I may be sidling up closer to having something to say, if not something to conclude, about my recent foray into Twin Peaks.
I’m about 100 pages into “In Dreams” by H. Perry Horton, which is a wonderfully-long connective study of most of (I accidentally typed “lost of”) David Lynch’s work. And I don’t think I agree with much of it so far. But that’s okay! He says he may not either, but it’s one viewpoint in. I DO appreciate very much the observations and care he’s given to sources I hadn’t paid much attention to.
I’m not trying to find The Answer. I don’t want one, and I don’t think there is one. DL’s work is too associative, too improvised to have one conclusion. It’s collage, but carefully-edited and considered.
I like many aspects of Lou Ming’s “Find Laura” study, and I think there’s a great deal of emotional truth in it. One of his ideas I keep coming back to us the “Bad Transformer.” The flickering light in Laura’s autopsy, blamed on a “bad transformer.” The electricity and flashing lights throughout, which could be emblematic of so much, but so far work very well as indicators that something we’re seeing isn’t exactly what’s happening. Misinterpretation, mishearing, or deliberate obfuscation. Something’s wrong, emotionally and materially. Film itself is light, and when something’s wrong with the light, it means we aren’t seeing “the truth.”
Maybe! And so he looks for other Bad Transformers, and identifies Gordon Cole as a major one. He consistently hears “the wrong thing.” This might make him a source of hidden truth, but rarely verbal truth; “it cannot all be said now,” and we see at the beginning of Fire Walk With Me that Lil’s symbolic instruction is required to say something Gordon doesn’t trust words to convey.
David Lynch himself has made it clear that he doesn’t trust language, not for the big truths. I like that in an interview he says that unless you’re a poet, words usually just make a big idea smaller. He uses images, sounds, and their unity in movies to try to address the (to him) unspeakable. Horrors and truths.
SO ALL OF THIS TO SAY, almost everybody I’ve read who says anything about The Return… just buys what Gordon says about “Judy” really being “Jowday,” an ancient goddess, etc etc…
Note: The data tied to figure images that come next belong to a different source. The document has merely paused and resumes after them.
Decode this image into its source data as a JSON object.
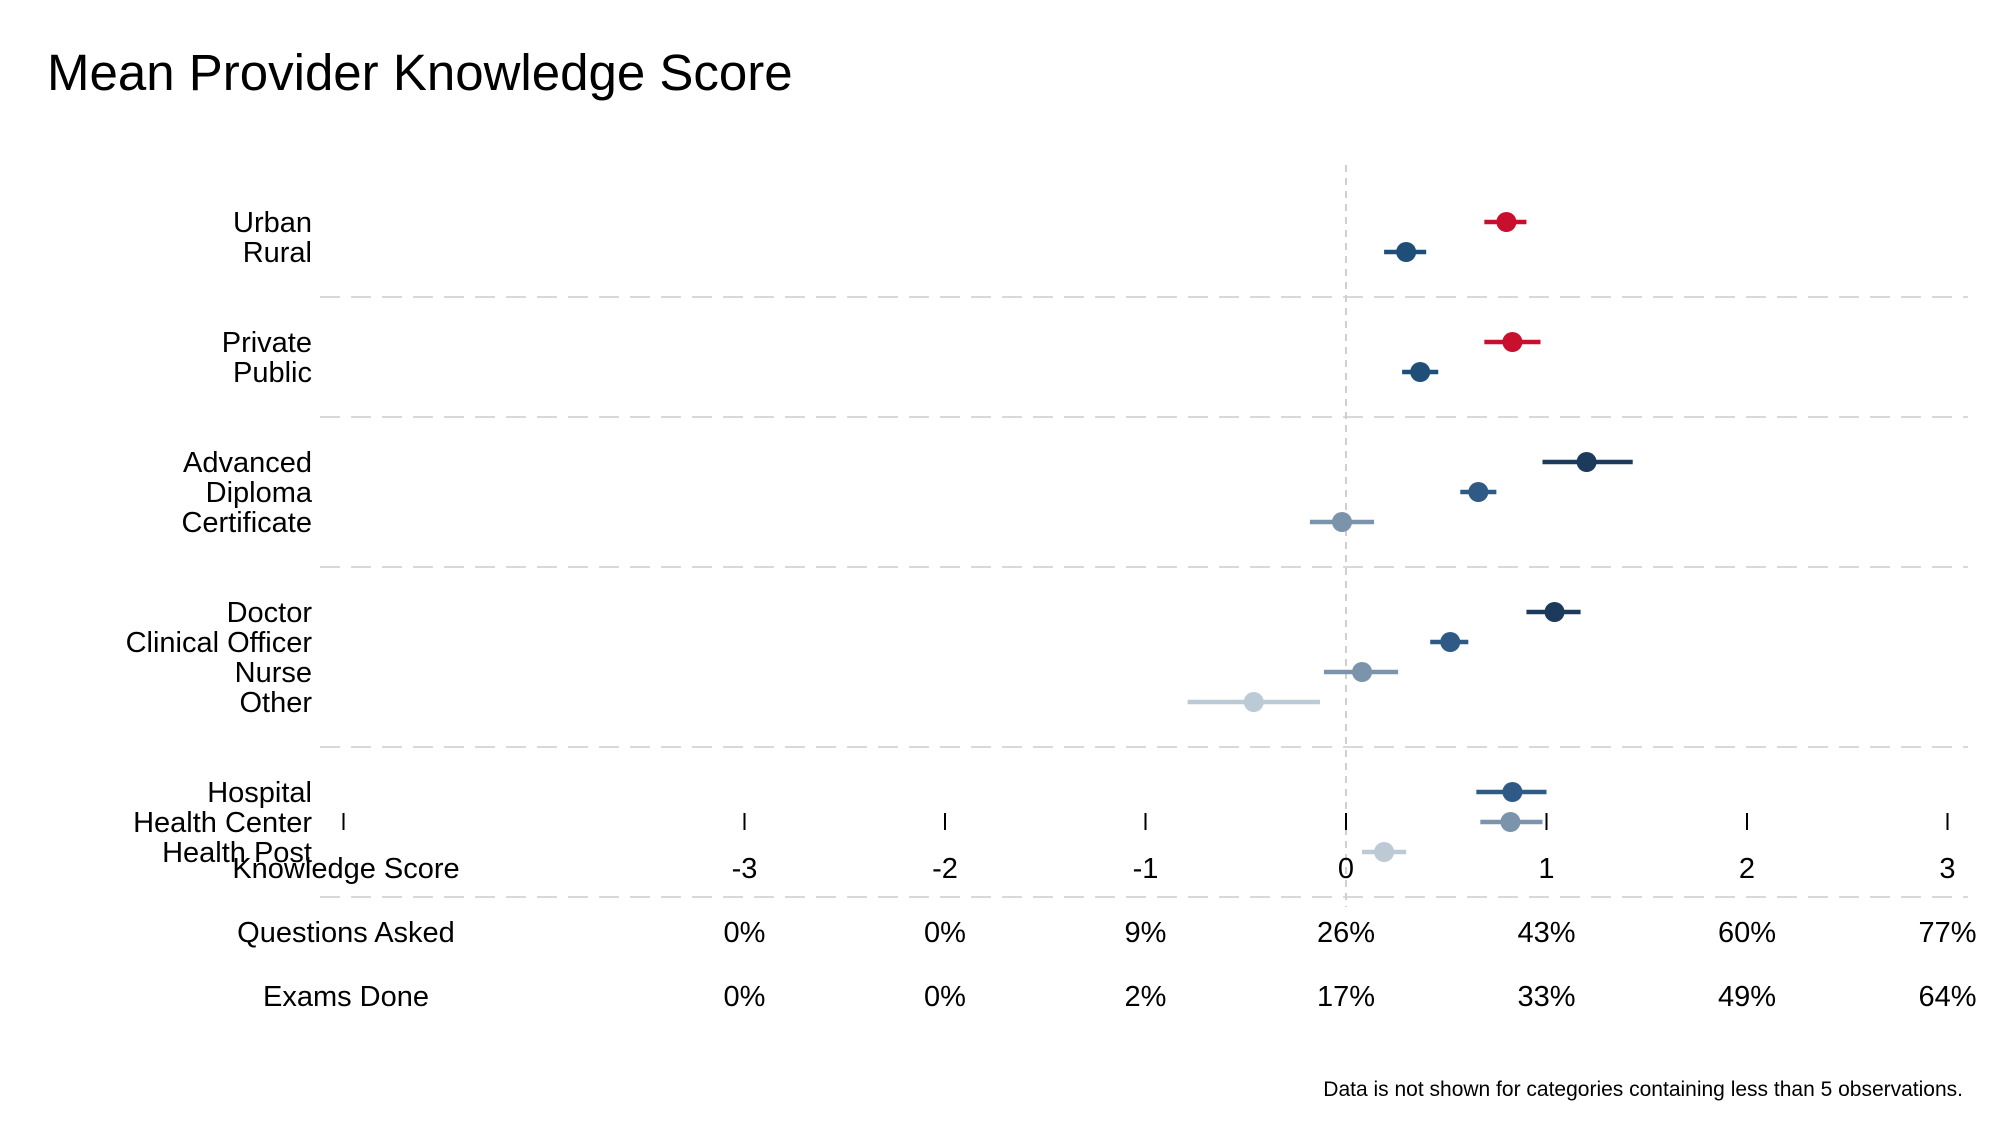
{
  "chart_data": {
    "type": "scatter",
    "title": "Mean Provider Knowledge Score",
    "xlim": [
      -5,
      3
    ],
    "reference_line_x": 0,
    "groups": [
      {
        "rows": [
          {
            "label": "Urban",
            "value": 0.8,
            "ci": [
              0.69,
              0.9
            ],
            "color": "#c8102e"
          },
          {
            "label": "Rural",
            "value": 0.3,
            "ci": [
              0.19,
              0.4
            ],
            "color": "#1f4e79"
          }
        ]
      },
      {
        "rows": [
          {
            "label": "Private",
            "value": 0.83,
            "ci": [
              0.69,
              0.97
            ],
            "color": "#c8102e"
          },
          {
            "label": "Public",
            "value": 0.37,
            "ci": [
              0.28,
              0.46
            ],
            "color": "#1f4e79"
          }
        ]
      },
      {
        "rows": [
          {
            "label": "Advanced",
            "value": 1.2,
            "ci": [
              0.98,
              1.43
            ],
            "color": "#1b3a5c"
          },
          {
            "label": "Diploma",
            "value": 0.66,
            "ci": [
              0.57,
              0.75
            ],
            "color": "#2f5a86"
          },
          {
            "label": "Certificate",
            "value": -0.02,
            "ci": [
              -0.18,
              0.14
            ],
            "color": "#7b93ab"
          }
        ]
      },
      {
        "rows": [
          {
            "label": "Doctor",
            "value": 1.04,
            "ci": [
              0.9,
              1.17
            ],
            "color": "#1b3a5c"
          },
          {
            "label": "Clinical Officer",
            "value": 0.52,
            "ci": [
              0.42,
              0.61
            ],
            "color": "#2f5a86"
          },
          {
            "label": "Nurse",
            "value": 0.08,
            "ci": [
              -0.11,
              0.26
            ],
            "color": "#7b93ab"
          },
          {
            "label": "Other",
            "value": -0.46,
            "ci": [
              -0.79,
              -0.13
            ],
            "color": "#bccad6"
          }
        ]
      },
      {
        "rows": [
          {
            "label": "Hospital",
            "value": 0.83,
            "ci": [
              0.65,
              1.0
            ],
            "color": "#2f5a86"
          },
          {
            "label": "Health Center",
            "value": 0.82,
            "ci": [
              0.67,
              0.98
            ],
            "color": "#7b93ab"
          },
          {
            "label": "Health Post",
            "value": 0.19,
            "ci": [
              0.08,
              0.3
            ],
            "color": "#bccad6"
          }
        ]
      }
    ],
    "x_tick_marks": [
      -5,
      -3,
      -2,
      -1,
      0,
      1,
      2,
      3
    ],
    "axis_table": [
      {
        "label": "Knowledge Score",
        "values": [
          "-3",
          "-2",
          "-1",
          "0",
          "1",
          "2",
          "3"
        ]
      },
      {
        "label": "Questions Asked",
        "values": [
          "0%",
          "0%",
          "9%",
          "26%",
          "43%",
          "60%",
          "77%"
        ]
      },
      {
        "label": "Exams Done",
        "values": [
          "0%",
          "0%",
          "2%",
          "17%",
          "33%",
          "49%",
          "64%"
        ]
      }
    ],
    "table_columns_x": [
      -3,
      -2,
      -1,
      0,
      1,
      2,
      3
    ],
    "note": "Data is not shown for categories containing less than 5 observations.",
    "grid": false,
    "legend": "none"
  }
}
They just buy the line. Hook, sinker, and all.
But despite seeming quite lucid in this scene, when has Gordon ever heard and repeated a word correctly? He gestures, he directs, and his intuition may be sound enough. But as the head of the Detectives in the dream of Twin Peaks, he gets an awful lot wrong. And words? Forget it. That may be important, especially in Lou Ming’s read, but what matters here is that almost every other scene featuring Gordon Cole shows us that he is almost incapable of hearing or repeating the truth directly.
So I think the “Jowday” thing is a misdirection! And yet it has the appearance of Revelation, so everybody latched on to it. And this book, “In Dreams,” uses the concept of Jowday as a great, metaphysical evil, in opposition to “the Dreamer who Dreams and then lives inside the Dream,” as a foundational concept.
And I just don’t buy the Jowday thing at all!
Who is Judy? I mean, hell if I know. I have a couple conceptual ideas. You’ve gotta acknowledge that the most important thing for DL isn’t encoding a secret message; it’s building a mystery McLachlan-style (Sarah, not Kyle), and choosing so carefully which parts to keep in so that there is no center, no solution. I watched people drive themselves nuts looking for the secret “grand staircase” theory of House of Leaves, when all the fun was happening elsewhere. Same principle applies here, I think. Anchoring “good and evil” in the “Dreamer” and “Jowday” is a too-simple mapping of binary onto art which repeatedly shows us that binaries… aren’t.
The question for us is, can we look out the window without our shadow getting in the way? And when it inevitably does, can we find unity with the shadow?